Rhodes LA, Tan AL, Tanner SF, Radjenovic A, Hensor EM, Reece R, O'Connor P, Emery P, McGonagle D. · University of Leeds, and Leeds General Infirmary, Leeds, UK. · Arthritis Rheum. · Pubmed #15334454 links to  free full text

Abstract: OBJECTIVE: To use magnetic resonance imaging (MRI) to investigate the importance of knee joint synovitis at the cartilage-pannus junction (CPJ) in rheumatoid arthritis (RA) as compared with synovitis at a distant site in the suprapatellar pouch (SPP) and as compared with CPJ synovitis in the spondylarthropathies (SpA), and to assess the relative response of knee joint synovitis to therapy at the CPJ and SPP sites.

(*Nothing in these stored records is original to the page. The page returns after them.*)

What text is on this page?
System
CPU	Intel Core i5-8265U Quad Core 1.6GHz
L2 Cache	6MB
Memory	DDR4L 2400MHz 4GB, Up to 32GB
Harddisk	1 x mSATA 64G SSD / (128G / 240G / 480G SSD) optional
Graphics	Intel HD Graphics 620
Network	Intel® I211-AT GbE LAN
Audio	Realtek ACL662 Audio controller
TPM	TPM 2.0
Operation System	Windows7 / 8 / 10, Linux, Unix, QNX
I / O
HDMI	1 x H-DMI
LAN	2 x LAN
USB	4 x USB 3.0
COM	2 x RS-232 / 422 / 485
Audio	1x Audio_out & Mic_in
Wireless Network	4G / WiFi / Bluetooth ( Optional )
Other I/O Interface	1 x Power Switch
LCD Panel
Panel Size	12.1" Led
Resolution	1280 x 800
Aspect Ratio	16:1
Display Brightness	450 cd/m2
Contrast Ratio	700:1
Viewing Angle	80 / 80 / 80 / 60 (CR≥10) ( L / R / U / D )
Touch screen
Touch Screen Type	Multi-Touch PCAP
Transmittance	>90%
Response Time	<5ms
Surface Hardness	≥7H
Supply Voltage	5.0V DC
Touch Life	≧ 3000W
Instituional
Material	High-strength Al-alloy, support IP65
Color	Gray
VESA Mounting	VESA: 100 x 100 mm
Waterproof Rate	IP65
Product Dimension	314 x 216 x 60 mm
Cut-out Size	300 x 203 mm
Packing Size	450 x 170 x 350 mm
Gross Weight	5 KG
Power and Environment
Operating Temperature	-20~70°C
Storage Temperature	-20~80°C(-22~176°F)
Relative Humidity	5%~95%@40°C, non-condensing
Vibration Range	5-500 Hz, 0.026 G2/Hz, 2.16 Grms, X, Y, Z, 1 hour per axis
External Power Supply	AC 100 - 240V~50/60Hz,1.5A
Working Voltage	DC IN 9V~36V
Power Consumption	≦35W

METHODS: Dynamic contrast-enhanced MRI (DEMRI) of actively involved knee joints in 24 patients (13 with RA and 11 with SpA) was undertaken. The area of synovitis was calculated at the CPJ and SPP regions of interest in patients with RA and in patients with SpA. Differences in CPJ and SPP synovitis were determined using calculated DEMRI parameters which included the initial rate of contrast enhancement (IRE) and the maximal enhancement (ME). Changes in the synovial area at the CPJ and SPP were also measured in 10 patients with early RA, following treatment with disease-modifying antirheumatic drugs (DMARDs) (either methotrexate or leflunomide). RESULTS: In patients with RA or SpA, the area of synovitis was significantly larger immediately adjacent to the CPJ compared with a distant site at the SPP (in RA, mean synovitis area 162 mm2 at the CPJ versus 114 mm2 at the SPP [P = 0.010]; in SpA, mean synovitis area 214 mm2 at the CPJ versus 143 mm2 at the SPP [P = 0.002]), but the differences in the areas of synovitis at these sites were not significant between the RA and SpA patients. The IRE and ME values were also higher at the CPJ compared with the SPP, both in the RA patients (IRE P = 0.054, ME P = 0.018) and in the SpA patients (IRE P = 0.002, ME P = 0.001). A larger reduction in the area of synovitis was seen at the SPP compared with the CPJ following DMARD therapy in the RA patients (mean reduction 35% at the SPP [P = 0.023] and 12% at the CPJ [P not significant]). CONCLUSION: The non-disease-specific variations in synovitis and the differential responses to therapy in RA patients have implications for improving our understanding of CPJ synovitis. The results suggest that the pathophysiologic events at the CPJ reflect common anatomic, immune system, or biomechanical factors that play a role in modulating the severity of arthritis, and these events are not specific to RA since the same process was observed in other arthritides.